Whether any of this will add up to economic resurrection is uncertain at best. Silicon Valley happened in Silicon Valley in part because land was cheap and the work force had a critical mass of smart, driven, technologically inclined people. But land is no longer cheap, and even the true believers suspect it may be a long time before what’s left of the work force musters the morale to put in those hours again.

“I talk to my friends and they say it’s the worst job market in history out there,” O’Hair says. “We’re all ready to get back to work. But we also all hope that the lessons we’ve learned don’t go by the wayside when we go back. Will we fall back into the old routines? Will we just go to work, come home, drag the dog around the block, pour some food into our bodies? Fall into bed so we can read a bunch of reports and wake up the next day and do it all over? Just so we can make enough money to take a nice vacation, not now, but someday in the far-off future? I have spent my whole life, it seems, planning to go to Italy--next year.

“If I fall back into that trap, I don’t know, it’ll be a much bigger failure than any dot-com.”

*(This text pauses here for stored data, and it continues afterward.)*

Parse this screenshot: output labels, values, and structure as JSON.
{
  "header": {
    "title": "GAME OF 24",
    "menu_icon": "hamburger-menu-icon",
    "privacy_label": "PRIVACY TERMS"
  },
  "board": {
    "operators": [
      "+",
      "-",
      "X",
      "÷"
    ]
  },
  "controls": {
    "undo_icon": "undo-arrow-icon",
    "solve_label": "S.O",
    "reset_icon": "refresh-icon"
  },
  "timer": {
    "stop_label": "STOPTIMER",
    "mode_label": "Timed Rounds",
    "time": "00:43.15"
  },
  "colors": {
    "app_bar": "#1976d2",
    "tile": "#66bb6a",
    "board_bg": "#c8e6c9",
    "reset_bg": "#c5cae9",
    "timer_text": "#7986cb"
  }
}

Across town at Lavanda, Schmidt is more hopeful. Like the San Francisco lawyer, he thinks the valley’s character will be its destiny again. He’s not likely to go back to tech, he says, but others can’t wait. “There is still a lot of money here. I see movers and shakers in here all the time, and all they talk about is when it’s going to be time to get back in. Party of 10 came in last night, spent three grand and all they talked about was business.

“It’s what people here know, tech,” says the maitre d’ with the telecom training and the tech millions behind him. “When you live in the valley, you’re never really out of it.”